Progettazione e Architettura

Saline Joniche e Ruanda, due premiati italiani nel concorso Holcim - La fotogallery

Massimiliano Carbonaro

Il progetto di risanamento di Saline Joniche - architetti Francisco Leiva (Spagna) e Marco Scarpinato di AutonomeForme (Italia) - ha vinto il massimo riconoscimento degli Holcim Awards.

«Il progetto delle Saline Joniche coniuga insieme una dimensione sociale e ambientale. Esprime un'architettura nuova come se fosse in simbiosi con la natura aprendo ad una nuova dimensione tra umano e natura». Introduce in questo modo Kaspar E.A. Wenger, Ceo Holcim Italia, durante un convegno presso il Museo della Triennale di Milano il progetto di risanamento di Saline Joniche, denominato Parco antropico, che si è aggiudicato il massimo riconoscimento ottenuto con la quarta edizione degli Holcim Awards.
Il primo premio, Gold, per l'area europea, massimo riconoscimento per la sostenibilità ambientale per le Saline Joniche vede insieme gli architetti Francisco Leiva di Grupo aranea (Spagna) e Marco Scarpinato di AutonomeForme (Italia) che hanno avviato il progetto di risanamento in un'area compromessa dalla presenza di impianti industriali.
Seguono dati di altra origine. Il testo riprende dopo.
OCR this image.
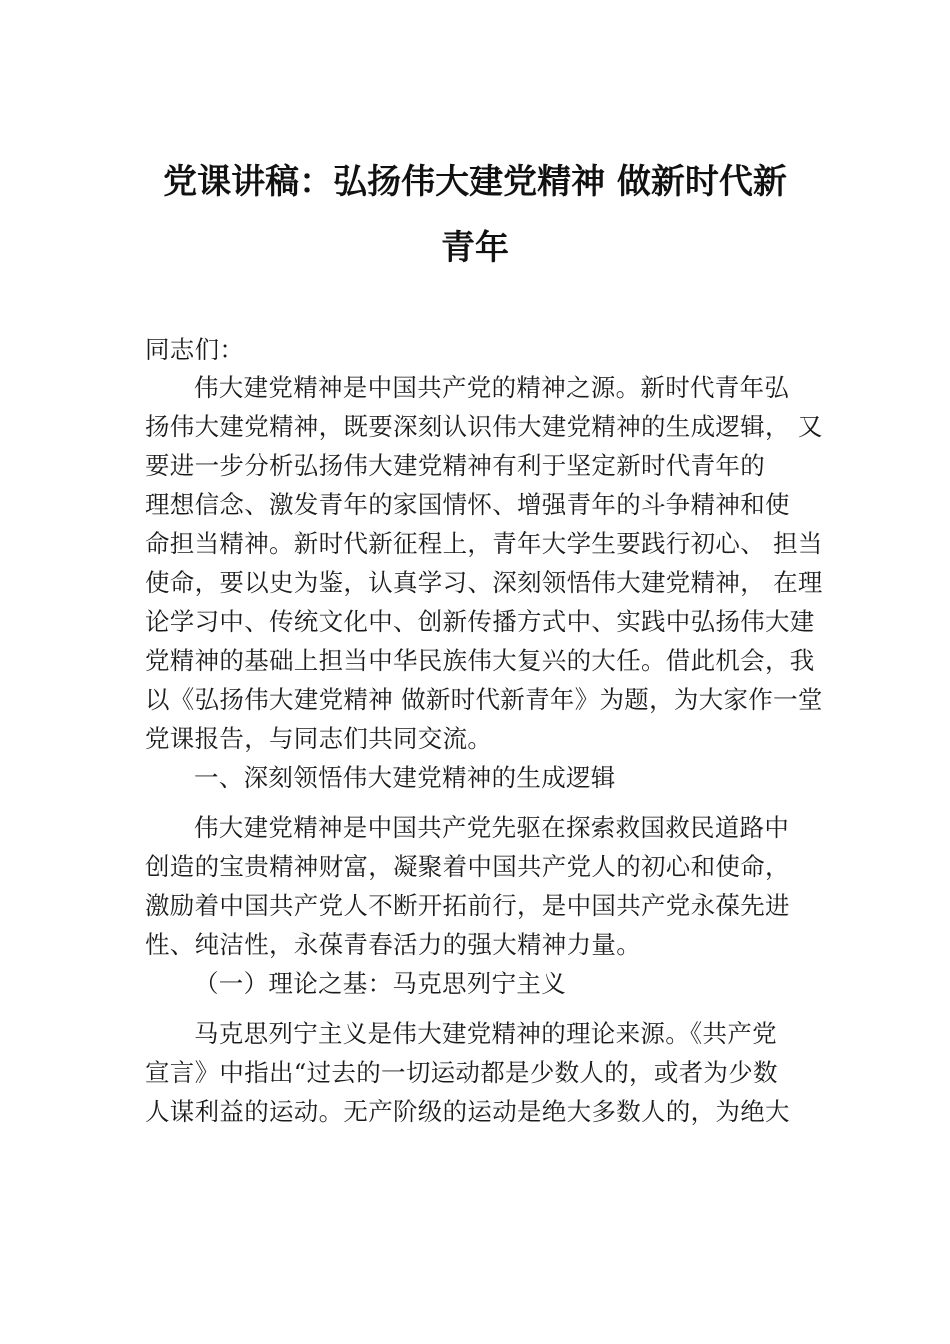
党课讲稿：弘扬伟大建党精神 做新时代新
青年
同志们：
伟大建党精神是中国共产党的精神之源。新时代青年弘
扬伟大建党精神，既要深刻认识伟大建党精神的生成逻辑， 又
要进一步分析弘扬伟大建党精神有利于坚定新时代青年的
理想信念、激发青年的家国情怀、增强青年的斗争精神和使
命担当精神。新时代新征程上，青年大学生要践行初心、 担当
使命，要以史为鉴，认真学习、深刻领悟伟大建党精神， 在理
论学习中、传统文化中、创新传播方式中、实践中弘扬伟大建
党精神的基础上担当中华民族伟大复兴的大任。借此机会，我
以《弘扬伟大建党精神 做新时代新青年》为题，为大家作一堂
党课报告，与同志们共同交流。
一、深刻领悟伟大建党精神的生成逻辑
伟大建党精神是中国共产党先驱在探索救国救民道路中
创造的宝贵精神财富，凝聚着中国共产党人的初心和使命，
激励着中国共产党人不断开拓前行，是中国共产党永葆先进
性、纯洁性，永葆青春活力的强大精神力量。
（一）理论之基：马克思列宁主义
马克思列宁主义是伟大建党精神的理论来源。《共产党
宣言》中指出“过去的一切运动都是少数人的，或者为少数
人谋利益的运动。无产阶级的运动是绝大多数人的，为绝大
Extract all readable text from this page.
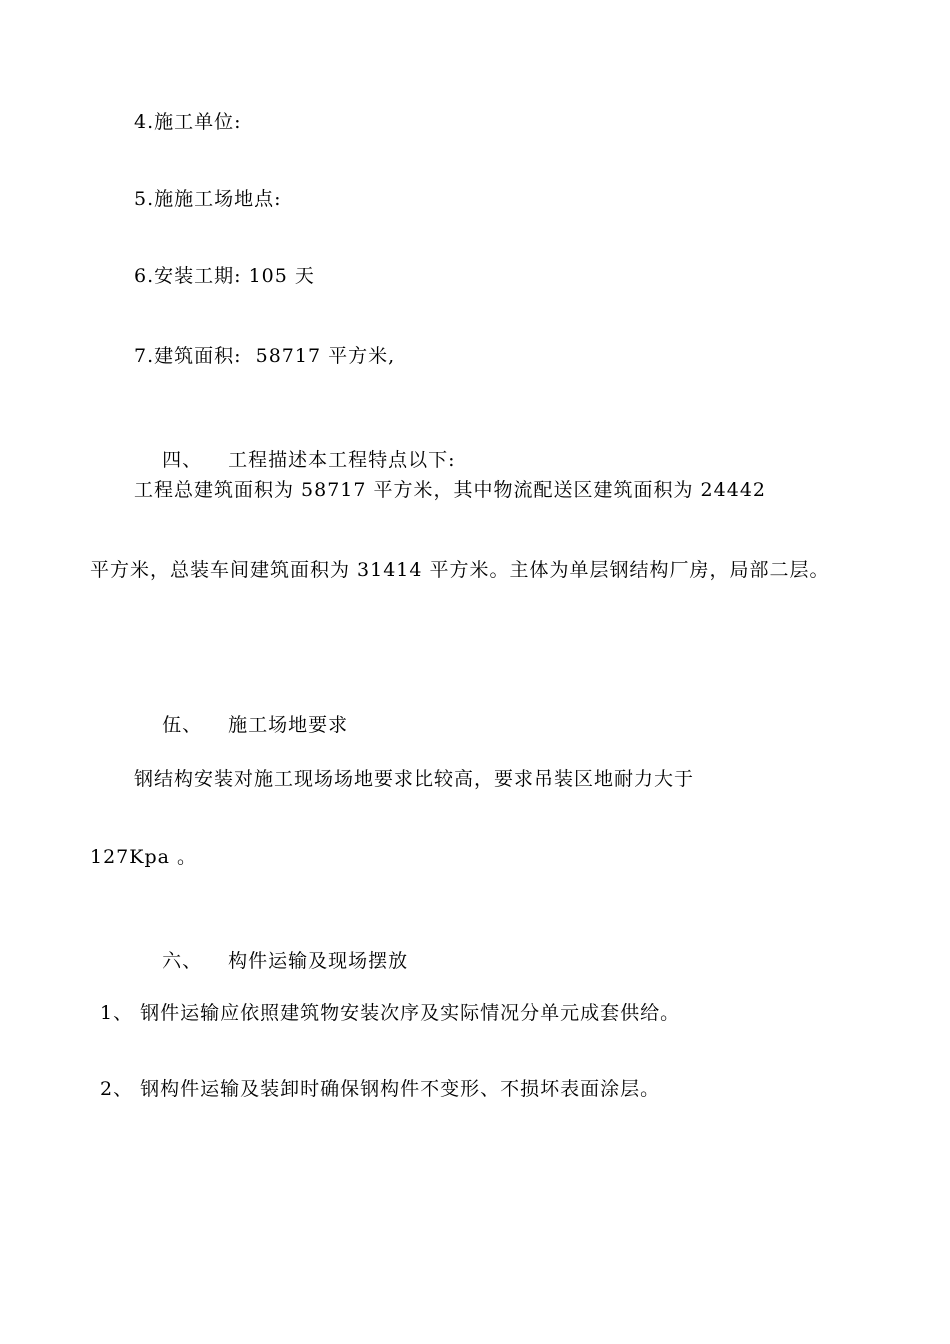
4.施工单位:
5.施施工场地点:
6.安装工期: 105 天
7.建筑面积:  58717 平方米,

四、 工程描述本工程特点以下:

工程总建筑面积为 58717 平方米，其中物流配送区建筑面积为 24442
平方米，总装车间建筑面积为 31414 平方米。主体为单层钢结构厂房，局部二层。

伍、 施工场地要求

钢结构安装对施工现场场地要求比较高，要求吊装区地耐力大于
127Kpa 。

六、 构件运输及现场摆放

1、 钢件运输应依照建筑物安装次序及实际情况分单元成套供给。
2、 钢构件运输及装卸时确保钢构件不变形、不损坏表面涂层。
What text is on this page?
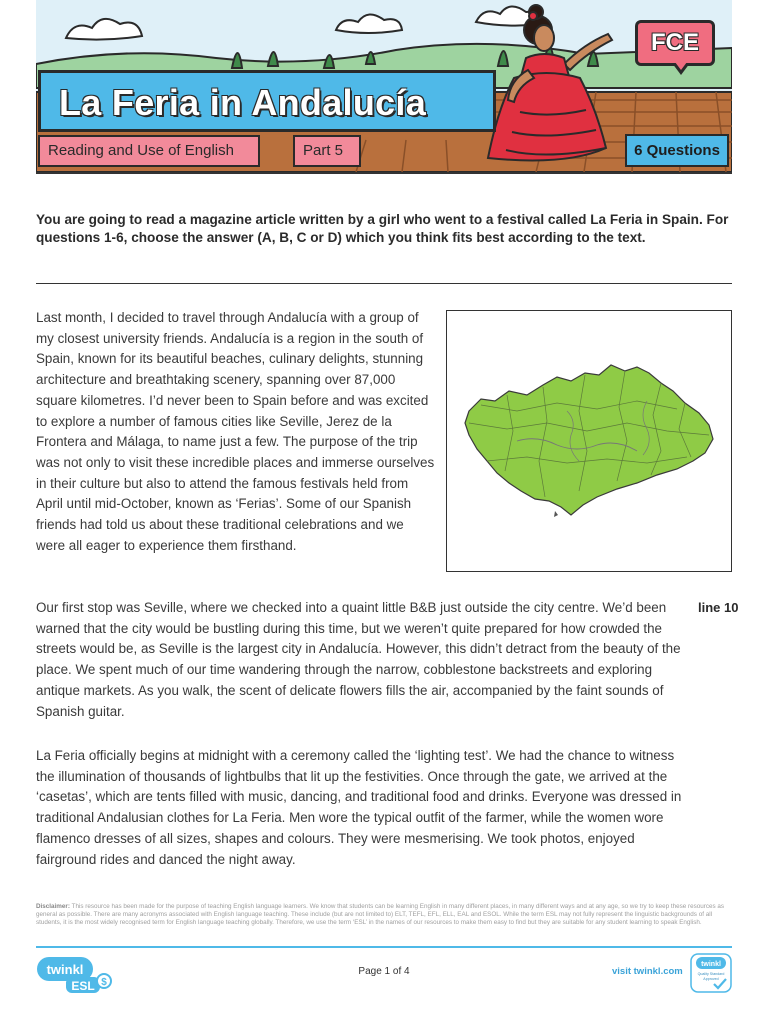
La Feria in Andalucía
Reading and Use of English	Part 5	6 Questions
FCE
You are going to read a magazine article written by a girl who went to a festival called La Feria in Spain. For questions 1-6, choose the answer (A, B, C or D) which you think fits best according to the text.
Last month, I decided to travel through Andalucía with a group of my closest university friends. Andalucía is a region in the south of Spain, known for its beautiful beaches, culinary delights, stunning architecture and breathtaking scenery, spanning over 87,000 square kilometres. I’d never been to Spain before and was excited to explore a number of famous cities like Seville, Jerez de la Frontera and Málaga, to name just a few. The purpose of the trip was not only to visit these incredible places and immerse ourselves in their culture but also to attend the famous festivals held from April until mid-October, known as ‘Ferias’. Some of our Spanish friends had told us about these traditional celebrations and we were all eager to experience them firsthand.
Our first stop was Seville, where we checked into a quaint little B&B just outside the city centre. We’d been warned that the city would be bustling during this time, but we weren’t quite prepared for how crowded the streets would be, as Seville is the largest city in Andalucía. However, this didn’t detract from the beauty of the place. We spent much of our time wandering through the narrow, cobblestone backstreets and exploring antique markets. As you walk, the scent of delicate flowers fills the air, accompanied by the faint sounds of Spanish guitar.
line 10
La Feria officially begins at midnight with a ceremony called the ‘lighting test’. We had the chance to witness the illumination of thousands of lightbulbs that lit up the festivities. Once through the gate, we arrived at the ‘casetas’, which are tents filled with music, dancing, and traditional food and drinks. Everyone was dressed in traditional Andalusian clothes for La Feria. Men wore the typical outfit of the farmer, while the women wore flamenco dresses of all sizes, shapes and colours. They were mesmerising. We took photos, enjoyed fairground rides and danced the night away.
Disclaimer: This resource has been made for the purpose of teaching English language learners. We know that students can be learning English in many different places, in many different ways and at any age, so we try to keep these resources as general as possible. There are many acronyms associated with English language teaching. These include (but are not limited to) ELT, TEFL, EFL, ELL, EAL and ESOL. While the term ESL may not fully represent the linguistic backgrounds of all students, it is the most widely recognised term for English language teaching globally. Therefore, we use the term ‘ESL’ in the names of our resources to make them easy to find but they are suitable for any student learning to speak English.
twinkl
ESL $
Page 1 of 4	visit twinkl.com
twinkl
Quality Standard
Approved
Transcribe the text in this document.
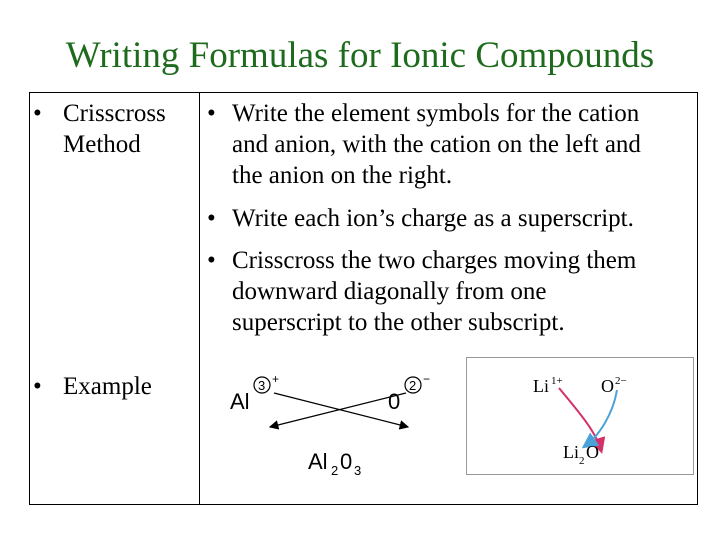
Writing Formulas for Ionic Compounds
• Crisscross
Method
• Write the element symbols for the cation
and anion, with the cation on the left and
the anion on the right.
• Write each ion’s charge as a superscript.
• Crisscross the two charges moving them
downward diagonally from one
superscript to the other subscript.
• Example
Al
3 +
0
2 −
Al 2 0 3
Li 1+ O 2−
Li 2 O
Ma non è l'unico Award che l'Italia si è portata a casa. In ogni edizione il colosso svizzero con il concorso Holcim Awards for Sustainable Construction punta ad individuare progetti di edilizia innovativi capaci di offrire risposte sostenibili a problematiche insieme tecnologiche e ambientali, socio-economiche e culturali. La competizione viene organizzata dal 2004 dalla Holcim Foundation, con sede in Svizzera, ed eroga premi in denaro pari a 2 milioni di dollari statunitensi ogni tre anni.
A questa edizione si sono presentate 6mila candidature da tutto il mondo e di queste 2500 sono state ritenute valide. Il piano di Saline Joniche si concentra sul paesaggio costiero degradato a causa delle attività industriali e quindi abbandonato. L'obiettivo è recuperare l'area danneggiata generando un ecosistema ricco di flora e fauna che presti particolare attenzione per gli uccelli migratori. Come sottolinea Edward Schwarz, general manager della Holcim Foundation, «ognuno ha la sua idea di sostenibilità, ma serve equilibrio tra responsabilità, crescita e performance ambientali. Le cose che possono essere fatte devono essere trasferibili per essere sostenibili. Questo vuol dire essere innovativi».

E innovativo è anche l'altro progetto a firma italiana che ha ottenuto un riconoscimento: l'Acknowledgement prizes per l'area africana. Si tratta del progetto "Co-op Capacity Building", l'agricoltura comunitaria e hub di mercato a Kigali, Ruanda realizzato da Pamela Larocca del Urban Future organization / kaudesign studio di Milano. Il progetto individua la chiave per la sostenibilità nel migliorare la vita delle persone, così prevede un programma collettivo di agricoltura di montagna, edifici della comunità e un mercato rispettando la tradizione ruandese.